Automating processes that are not the bottleneck is what’s called “Local Optimization.” You feel good because one department is flying, but the “Global Optimization” (the company’s bottom line) doesn’t improve. In fact, it often gets worse because you accumulate work in progress (WIP – Work In Progress) in front of the bottleneck’s door, creating anxiety and disorder.

Technology is an amplifier. If you automate an efficient process, efficiency multiplies. If you automate a chaotic or useless process, chaos multiplies.

The 5-Step Framework: From Frustration to Clarity

So, how do we get out of the hole? You don’t need an MBA; you need applied common sense. Let’s use the 5 Focusing Steps framework from the Theory of Constraints, adapted to your SME reality.

Step 1: IDENTIFY the constraint

Stop guessing. You need to know what the weak link is RIGHT NOW. Where does work pile up? Which department always stays late? Where are the client complaints?

📝 10-Minute Exercise: Print a recent purchase order. Get up from your chair and physically (or virtually) walk the path that order takes from entry to payment. At each step, ask: “How long does this sit here idle?” Where you see the tallest pile of papers or the fullest inbox, that’s your constraint.

Step 2: EXPLOIT the constraint

Before spending a euro, squeeze what you have. “Exploit” means making sure the bottleneck doesn’t lose a single minute. If your constraint is the printing machine (or the senior developer), that machine can’t stop because it ran out of paper or because the developer is answering tech support calls. Remove all non-essential work from the bottleneck. If your best lawyer is the bottleneck, they shouldn’t waste time making photocopies.

Step 3: SUBORDINATE everything else

This is the part that hurts the ego. You must slow the rest of the company to the bottleneck’s rhythm. If production only turns out 10 units, sales cannot bring in 20 orders. They must bring in 10. Why? Because bringing in 20 only creates false expectations and stress. By aligning the rhythm (what Lean Manufacturing calls Takt Time), the chaos disappears. People stop running around like headless chickens.

Step 4: ELEVATE the constraint

Only now, if the previous steps haven’t been enough to reach your sales target, do you invest. Now yes: hire that extra person for the stuck department, buy the new machinery, or pay for custom software development for THAT specific point. This is where investment has a brutal return (ROI), because every euro you spend there translates directly into more total output from the system.

Step 5: REPEAT (If inertia is broken)

Once you elevate the constraint (e.g., you hire another developer), the bottleneck will move. Maybe now it’s Sales, or Collections. Congratulations! That means you’ve grown. Go back to step 1. It’s a cycle of continuous improvement, not a destination.
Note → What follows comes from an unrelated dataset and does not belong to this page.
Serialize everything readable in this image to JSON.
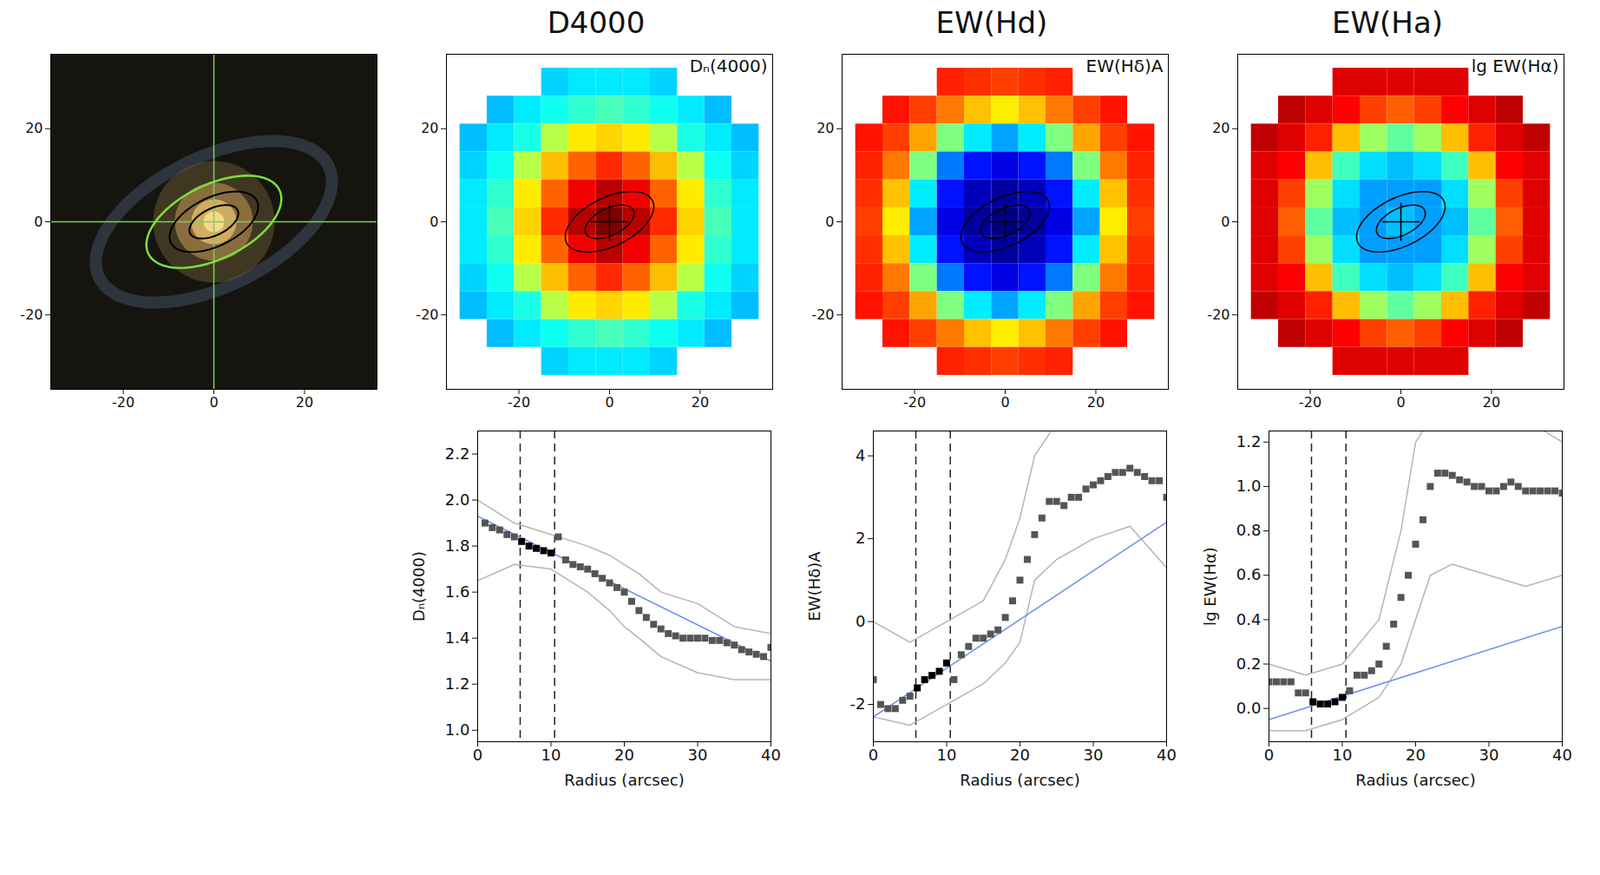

We started by talking about that Friday at 7:30 PM. My goal with this article is not to give you more tasks for your to-do list. On the contrary.

I want you to give yourself permission to stop trying to fix everything at once. I want you to understand that the feeling of being overwhelmed doesn’t come from the amount of work, but from the lack of flow.
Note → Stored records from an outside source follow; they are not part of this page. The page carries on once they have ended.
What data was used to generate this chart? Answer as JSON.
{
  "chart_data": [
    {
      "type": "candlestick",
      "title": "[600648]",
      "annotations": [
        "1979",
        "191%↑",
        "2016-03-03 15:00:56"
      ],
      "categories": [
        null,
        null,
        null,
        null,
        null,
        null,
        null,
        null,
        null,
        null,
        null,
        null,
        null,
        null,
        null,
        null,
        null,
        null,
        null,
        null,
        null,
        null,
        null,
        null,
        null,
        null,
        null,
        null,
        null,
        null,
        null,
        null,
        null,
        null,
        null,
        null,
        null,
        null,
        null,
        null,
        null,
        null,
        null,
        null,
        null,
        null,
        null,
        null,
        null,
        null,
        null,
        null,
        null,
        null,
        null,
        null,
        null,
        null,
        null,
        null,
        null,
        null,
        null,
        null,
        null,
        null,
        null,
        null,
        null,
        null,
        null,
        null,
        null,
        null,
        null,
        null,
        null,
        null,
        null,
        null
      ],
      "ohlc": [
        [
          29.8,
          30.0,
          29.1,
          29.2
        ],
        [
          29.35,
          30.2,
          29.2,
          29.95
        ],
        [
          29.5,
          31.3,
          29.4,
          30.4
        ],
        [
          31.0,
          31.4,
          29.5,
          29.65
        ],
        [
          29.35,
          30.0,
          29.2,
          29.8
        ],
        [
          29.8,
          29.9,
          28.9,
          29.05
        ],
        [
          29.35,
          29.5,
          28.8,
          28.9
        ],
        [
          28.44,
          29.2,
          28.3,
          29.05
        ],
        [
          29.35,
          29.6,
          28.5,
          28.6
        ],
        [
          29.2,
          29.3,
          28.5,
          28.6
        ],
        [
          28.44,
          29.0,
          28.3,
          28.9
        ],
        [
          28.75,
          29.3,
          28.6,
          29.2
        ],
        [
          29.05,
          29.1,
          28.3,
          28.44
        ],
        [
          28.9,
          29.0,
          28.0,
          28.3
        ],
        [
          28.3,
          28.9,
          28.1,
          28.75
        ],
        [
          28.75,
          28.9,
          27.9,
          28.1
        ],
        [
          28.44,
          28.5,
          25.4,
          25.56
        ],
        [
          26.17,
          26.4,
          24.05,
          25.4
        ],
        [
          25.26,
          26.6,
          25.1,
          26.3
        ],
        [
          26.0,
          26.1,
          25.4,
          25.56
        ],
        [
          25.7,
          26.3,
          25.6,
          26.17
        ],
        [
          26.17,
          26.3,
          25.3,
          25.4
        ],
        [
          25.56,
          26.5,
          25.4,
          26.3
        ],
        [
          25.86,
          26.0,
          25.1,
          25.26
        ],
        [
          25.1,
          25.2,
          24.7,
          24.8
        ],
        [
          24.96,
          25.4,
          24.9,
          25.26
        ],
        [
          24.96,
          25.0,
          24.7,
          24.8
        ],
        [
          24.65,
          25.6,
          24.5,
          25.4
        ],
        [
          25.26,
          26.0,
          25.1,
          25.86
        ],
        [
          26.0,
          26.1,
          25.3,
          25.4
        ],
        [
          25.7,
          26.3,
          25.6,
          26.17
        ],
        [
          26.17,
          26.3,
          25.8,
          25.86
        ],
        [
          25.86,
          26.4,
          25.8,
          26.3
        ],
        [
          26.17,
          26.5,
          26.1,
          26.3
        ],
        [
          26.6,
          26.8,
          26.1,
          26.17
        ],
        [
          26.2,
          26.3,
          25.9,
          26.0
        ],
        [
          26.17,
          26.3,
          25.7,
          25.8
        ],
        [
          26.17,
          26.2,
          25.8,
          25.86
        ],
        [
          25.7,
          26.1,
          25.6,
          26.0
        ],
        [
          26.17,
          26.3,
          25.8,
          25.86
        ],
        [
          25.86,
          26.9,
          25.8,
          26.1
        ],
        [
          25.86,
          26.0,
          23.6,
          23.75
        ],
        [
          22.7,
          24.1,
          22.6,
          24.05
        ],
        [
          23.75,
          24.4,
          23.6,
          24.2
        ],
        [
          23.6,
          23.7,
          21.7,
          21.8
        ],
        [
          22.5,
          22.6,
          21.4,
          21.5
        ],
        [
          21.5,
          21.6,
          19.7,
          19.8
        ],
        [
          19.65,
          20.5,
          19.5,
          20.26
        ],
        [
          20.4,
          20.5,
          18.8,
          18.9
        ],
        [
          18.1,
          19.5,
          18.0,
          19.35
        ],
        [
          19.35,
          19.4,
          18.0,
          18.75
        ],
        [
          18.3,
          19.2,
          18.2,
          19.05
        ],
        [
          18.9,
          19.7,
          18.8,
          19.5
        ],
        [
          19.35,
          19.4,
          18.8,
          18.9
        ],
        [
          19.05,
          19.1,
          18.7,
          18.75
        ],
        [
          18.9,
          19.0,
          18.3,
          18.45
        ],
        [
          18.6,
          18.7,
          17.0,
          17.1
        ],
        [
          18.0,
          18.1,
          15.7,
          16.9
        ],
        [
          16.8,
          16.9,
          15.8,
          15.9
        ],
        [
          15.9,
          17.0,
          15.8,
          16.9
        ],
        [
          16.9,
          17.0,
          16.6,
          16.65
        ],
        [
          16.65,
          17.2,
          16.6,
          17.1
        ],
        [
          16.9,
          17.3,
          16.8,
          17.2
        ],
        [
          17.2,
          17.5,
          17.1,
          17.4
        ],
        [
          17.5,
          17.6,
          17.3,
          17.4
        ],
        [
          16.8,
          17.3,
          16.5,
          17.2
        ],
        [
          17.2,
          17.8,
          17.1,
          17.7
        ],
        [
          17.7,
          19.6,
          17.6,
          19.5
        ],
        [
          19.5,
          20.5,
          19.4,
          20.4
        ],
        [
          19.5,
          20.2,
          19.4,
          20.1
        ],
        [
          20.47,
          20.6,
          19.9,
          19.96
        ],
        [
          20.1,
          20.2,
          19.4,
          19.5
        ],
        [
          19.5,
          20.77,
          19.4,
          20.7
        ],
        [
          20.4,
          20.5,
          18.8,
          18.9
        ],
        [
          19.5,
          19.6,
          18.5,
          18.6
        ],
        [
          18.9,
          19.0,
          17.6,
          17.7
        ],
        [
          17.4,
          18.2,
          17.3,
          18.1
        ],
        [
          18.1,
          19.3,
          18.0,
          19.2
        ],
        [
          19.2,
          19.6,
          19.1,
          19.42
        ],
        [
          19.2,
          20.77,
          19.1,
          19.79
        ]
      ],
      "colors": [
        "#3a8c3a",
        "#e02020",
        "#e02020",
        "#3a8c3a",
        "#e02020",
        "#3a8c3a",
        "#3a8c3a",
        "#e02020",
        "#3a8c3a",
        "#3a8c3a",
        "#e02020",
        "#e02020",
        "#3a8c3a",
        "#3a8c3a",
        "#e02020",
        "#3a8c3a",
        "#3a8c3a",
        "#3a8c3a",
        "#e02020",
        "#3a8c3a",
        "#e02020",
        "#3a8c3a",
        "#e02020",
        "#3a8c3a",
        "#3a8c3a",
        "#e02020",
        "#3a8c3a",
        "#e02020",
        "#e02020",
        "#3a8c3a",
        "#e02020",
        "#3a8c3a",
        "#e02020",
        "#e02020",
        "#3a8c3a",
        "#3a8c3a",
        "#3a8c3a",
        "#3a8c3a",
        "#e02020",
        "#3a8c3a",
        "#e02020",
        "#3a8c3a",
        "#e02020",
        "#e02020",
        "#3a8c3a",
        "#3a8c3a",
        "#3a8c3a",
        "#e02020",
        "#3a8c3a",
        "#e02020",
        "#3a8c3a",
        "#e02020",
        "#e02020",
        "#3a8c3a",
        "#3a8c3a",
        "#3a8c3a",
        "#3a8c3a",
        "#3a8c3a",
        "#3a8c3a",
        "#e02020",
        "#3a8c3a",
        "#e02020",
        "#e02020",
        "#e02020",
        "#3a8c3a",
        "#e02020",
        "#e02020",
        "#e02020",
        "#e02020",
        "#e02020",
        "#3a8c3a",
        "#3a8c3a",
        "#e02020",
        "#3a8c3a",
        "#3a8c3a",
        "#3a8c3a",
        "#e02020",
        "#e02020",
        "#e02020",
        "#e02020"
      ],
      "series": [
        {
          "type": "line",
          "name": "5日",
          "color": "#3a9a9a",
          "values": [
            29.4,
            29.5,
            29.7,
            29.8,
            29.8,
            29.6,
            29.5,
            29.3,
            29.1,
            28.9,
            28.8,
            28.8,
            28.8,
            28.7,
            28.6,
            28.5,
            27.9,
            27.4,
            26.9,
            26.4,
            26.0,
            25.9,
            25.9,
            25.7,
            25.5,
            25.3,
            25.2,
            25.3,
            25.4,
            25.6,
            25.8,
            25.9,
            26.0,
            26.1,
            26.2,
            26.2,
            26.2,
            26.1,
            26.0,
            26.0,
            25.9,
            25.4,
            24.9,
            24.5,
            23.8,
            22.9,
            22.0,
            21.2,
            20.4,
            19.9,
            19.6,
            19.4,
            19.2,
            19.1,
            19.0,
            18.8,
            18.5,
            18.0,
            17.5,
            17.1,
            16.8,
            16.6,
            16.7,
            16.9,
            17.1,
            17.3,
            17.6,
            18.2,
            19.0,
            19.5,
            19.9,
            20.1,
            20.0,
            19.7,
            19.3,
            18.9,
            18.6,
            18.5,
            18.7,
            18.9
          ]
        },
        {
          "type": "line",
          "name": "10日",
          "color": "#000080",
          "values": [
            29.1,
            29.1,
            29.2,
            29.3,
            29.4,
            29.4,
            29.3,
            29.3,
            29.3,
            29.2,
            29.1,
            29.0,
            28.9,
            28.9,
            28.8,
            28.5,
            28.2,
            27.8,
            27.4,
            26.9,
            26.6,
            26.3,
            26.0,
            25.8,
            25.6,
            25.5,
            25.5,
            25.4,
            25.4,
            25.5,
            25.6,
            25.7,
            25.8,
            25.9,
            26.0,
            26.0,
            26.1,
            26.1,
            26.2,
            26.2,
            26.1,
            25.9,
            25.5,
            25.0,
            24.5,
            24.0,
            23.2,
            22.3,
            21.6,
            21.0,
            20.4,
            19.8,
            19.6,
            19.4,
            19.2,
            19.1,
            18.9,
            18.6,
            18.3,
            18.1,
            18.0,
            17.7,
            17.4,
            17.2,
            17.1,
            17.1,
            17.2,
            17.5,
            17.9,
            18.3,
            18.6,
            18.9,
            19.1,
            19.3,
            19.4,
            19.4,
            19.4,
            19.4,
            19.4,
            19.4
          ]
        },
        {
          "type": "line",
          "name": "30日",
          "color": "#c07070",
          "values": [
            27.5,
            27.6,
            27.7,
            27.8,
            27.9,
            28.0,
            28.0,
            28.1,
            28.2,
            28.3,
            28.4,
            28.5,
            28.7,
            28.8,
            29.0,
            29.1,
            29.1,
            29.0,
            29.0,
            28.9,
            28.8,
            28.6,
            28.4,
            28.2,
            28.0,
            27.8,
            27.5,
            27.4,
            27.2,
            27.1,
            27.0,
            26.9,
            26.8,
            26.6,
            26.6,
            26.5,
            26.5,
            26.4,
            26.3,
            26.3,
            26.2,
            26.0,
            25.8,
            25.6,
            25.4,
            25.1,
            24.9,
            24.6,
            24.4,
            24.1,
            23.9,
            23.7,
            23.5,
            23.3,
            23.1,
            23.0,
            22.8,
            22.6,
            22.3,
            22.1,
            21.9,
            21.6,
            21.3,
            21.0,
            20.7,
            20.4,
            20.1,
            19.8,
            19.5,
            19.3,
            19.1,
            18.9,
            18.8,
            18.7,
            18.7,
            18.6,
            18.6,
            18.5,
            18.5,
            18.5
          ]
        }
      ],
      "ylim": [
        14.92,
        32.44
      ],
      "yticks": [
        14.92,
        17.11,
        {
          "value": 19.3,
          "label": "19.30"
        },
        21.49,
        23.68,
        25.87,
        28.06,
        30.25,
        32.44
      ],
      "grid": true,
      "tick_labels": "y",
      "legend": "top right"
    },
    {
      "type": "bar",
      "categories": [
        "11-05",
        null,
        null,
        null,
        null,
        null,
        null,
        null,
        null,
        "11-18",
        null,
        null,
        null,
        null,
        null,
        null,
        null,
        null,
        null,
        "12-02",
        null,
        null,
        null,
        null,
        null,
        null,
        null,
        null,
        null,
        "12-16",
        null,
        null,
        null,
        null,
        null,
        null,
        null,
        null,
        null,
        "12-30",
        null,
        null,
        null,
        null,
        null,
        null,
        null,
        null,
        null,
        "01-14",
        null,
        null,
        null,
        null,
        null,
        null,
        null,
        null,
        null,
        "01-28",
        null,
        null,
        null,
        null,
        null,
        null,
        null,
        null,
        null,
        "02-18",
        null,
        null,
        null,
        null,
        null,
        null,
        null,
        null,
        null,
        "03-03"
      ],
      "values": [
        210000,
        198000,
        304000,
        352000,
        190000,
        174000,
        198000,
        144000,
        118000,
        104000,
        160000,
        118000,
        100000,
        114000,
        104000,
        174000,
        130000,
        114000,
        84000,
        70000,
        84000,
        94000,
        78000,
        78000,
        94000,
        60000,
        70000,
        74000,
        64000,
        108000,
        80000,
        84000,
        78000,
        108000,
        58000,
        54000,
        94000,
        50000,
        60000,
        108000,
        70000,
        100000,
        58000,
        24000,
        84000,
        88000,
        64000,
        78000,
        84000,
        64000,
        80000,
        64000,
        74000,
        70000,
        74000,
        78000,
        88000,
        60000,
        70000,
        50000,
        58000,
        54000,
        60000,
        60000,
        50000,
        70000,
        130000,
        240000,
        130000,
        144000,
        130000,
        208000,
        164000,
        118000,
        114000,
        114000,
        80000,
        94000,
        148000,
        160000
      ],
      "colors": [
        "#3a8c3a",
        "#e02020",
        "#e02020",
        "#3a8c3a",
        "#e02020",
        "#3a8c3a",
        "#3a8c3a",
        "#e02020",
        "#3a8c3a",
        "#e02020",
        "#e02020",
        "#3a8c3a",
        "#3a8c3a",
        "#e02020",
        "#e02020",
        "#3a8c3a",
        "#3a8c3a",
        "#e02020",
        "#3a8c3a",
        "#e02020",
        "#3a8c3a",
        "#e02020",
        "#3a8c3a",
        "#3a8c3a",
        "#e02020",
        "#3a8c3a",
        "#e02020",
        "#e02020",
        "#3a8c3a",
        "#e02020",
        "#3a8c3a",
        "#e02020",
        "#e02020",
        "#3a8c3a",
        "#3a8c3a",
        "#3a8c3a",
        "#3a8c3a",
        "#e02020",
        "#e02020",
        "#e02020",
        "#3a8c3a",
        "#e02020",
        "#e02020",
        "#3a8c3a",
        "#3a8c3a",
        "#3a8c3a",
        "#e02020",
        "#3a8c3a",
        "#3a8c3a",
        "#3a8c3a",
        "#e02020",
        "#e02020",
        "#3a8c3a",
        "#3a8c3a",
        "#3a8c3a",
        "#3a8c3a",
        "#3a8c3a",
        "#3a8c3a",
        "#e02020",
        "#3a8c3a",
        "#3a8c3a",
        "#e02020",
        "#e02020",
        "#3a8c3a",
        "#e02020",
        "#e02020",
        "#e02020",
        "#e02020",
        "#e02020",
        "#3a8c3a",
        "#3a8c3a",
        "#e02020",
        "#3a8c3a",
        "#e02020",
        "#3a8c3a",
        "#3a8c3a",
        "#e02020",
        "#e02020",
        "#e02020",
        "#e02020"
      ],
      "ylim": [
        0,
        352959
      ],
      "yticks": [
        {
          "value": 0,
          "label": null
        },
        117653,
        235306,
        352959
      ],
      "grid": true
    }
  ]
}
Companies that truly scale are not the ones that run the fastest, but the ones that flow the best. They are the ones that understand that less is more, as long as that “less” is focused with laser precision on the single point that limits their growth.

Next time you feel the urge to shout “we need to sell more!” bite your tongue. Find where the jam is. Unclog it. And you’ll see how profits rise without you having to practically live at the office.

It’s about working smart, not dying trying.


Your Quick Win for Today

Identifying your bottleneck can be a lonely task, and sometimes we’re so deep in the forest that we can’t see the trees. Do this: Share this article with your partner, your operations manager, or your right-hand person. Sit with them for 15 minutes and ask them one question: “If we had to double the work tomorrow, where would the company break?” The answer to that question is your treasure map. Sometimes, the first step to unclogging the business is simply unclogging the conversation.